Uncommon Wisdom: Life and Teachings of Ajaan Paññāvaddho
The path of wisdom practice—investigating inward from the coarsest objects to the most refined—is exemplified in the Four Foundations of Mindfulness or the Four Satipaṭṭhāna: body, feeling, citta and dhammā. Here we have a path leading progressively from the external to the internal. The body, being external, is the most obvious. Going inward, feeling is represented by the more subtle feeling-body.
More subtle still is citta or states of mind. Lastly, there is dhammā, which is the content of the mind—the subtlest phenomena of all. Each of these four is a domain of personal experience, and each is a mode of establishing mindfulness...
... Various factors make up the processes of the mind. There are feelings and memories; then the two major factors that make up thought, which are sankhāras and dhammas. By sankhāras, we mean the mental formations that create thoughts and ideas. When sankhāras group together, they form states of mind, which are combinations of many different factors, like anxiety, anger, conceit, compassion, concentration and so on. In the case of establishing mindfulness in the domain of mental states, we see the arising and ceasing of the factors that comprise those states, and the relationship between those states and our experience of body and feeling.

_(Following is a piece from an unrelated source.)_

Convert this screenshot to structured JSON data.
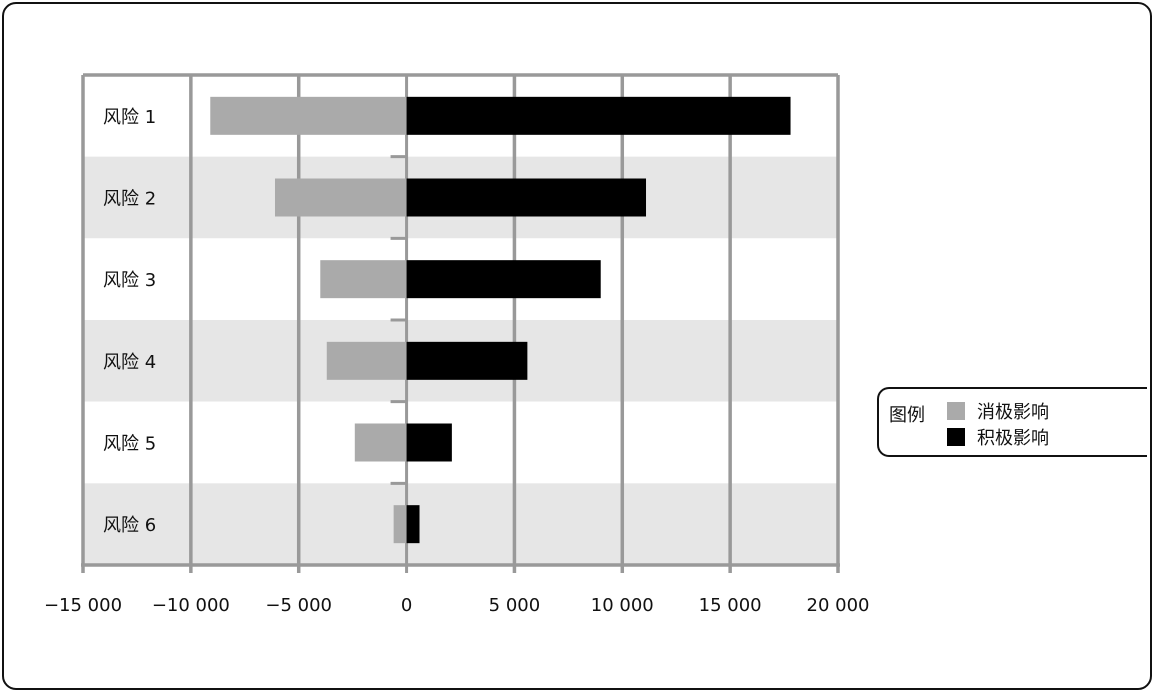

The fourth domain of satipaṭṭhāna, dhammā, refers to the content of the mind. The dhammas are the basic elements that make up mental formations and states of mind, and those elementary factors cannot be reduced any further. They are qualities and faculties that arise in the mind. For instance, pure hatred and pure greed are dhammas. They simply arise on their own, and they cannot be dissected any further....
...When mindfulness is well established in the internal body, the relationship between feelings and the states of mind that define and interpret them becomes apparent. In other words, the way we interpret the feelings that define how we experience the body is determined by our mental state. From that understanding, we realize that the mind is the true basis of feeling. As our contemplation moves deeper into mental states, our attachment to the domain of feeling—an essential aspect of our personal identity—starts to fade into the back-ground. Feelings now appear external, and the primary focus turns inward to our mental states.
With the establishment of mindfulness firmly based in the domain of mental states, the subtle phenomena that make up the content of the mind are more readily perceived. These mental phenomena are far more refined than the states of mind they bring into being, and therefore more “internal” in relation to mental processes. In the final analysis, attachment to these subtle phenomena must be overcome in order to attain the mind’s liberation..."
From my perspective this is a very neat explanation. I include the following as supplementary for those not so familiar with their teachings.
From the tornado of self. https://www.youtube.com/watch?v=9ldqXnI6mRo
“The Citta as referenced in the forest tradition as the structure to which mind finds support. Citta is nibhana in the state of the complete removal of sankhāras. When the citta is ruled by the fundamental ignorance of avijjã and tainted by kilesas, it pushes the khandhas to do unwholesome actions of body, speech and mind. When Dhamma is in control, wholesome actions occur.”
From Uncommon wisdom.
“By the same reasoning, the Noble Eightfold Path is not a path that one travels along as one would a road or a walkway. Rather, the Path is set up as a mode of transcendence. When we have done the work to set the Path up correctly, it acts like a channel for transcendent states of mind to arise—Sotāpanna, Sakadāgāmī, Anāgāmī and Arahant. Because of that, all the path factors arise simultaneously. It is a difficult feat to accomplish because we must get all of those factors just right at the same moment. Having done the work, when the right conditions arise, they will all come together and bring forth the path moment.
In order to accomplish this, we must gradually develop all of the conditions which are necessary for that moment to take place. It involves not only formal meditation practice but all of our activities throughout the day. Effort and wisdom must be present at all times in order to turn every situation into Dhamma.”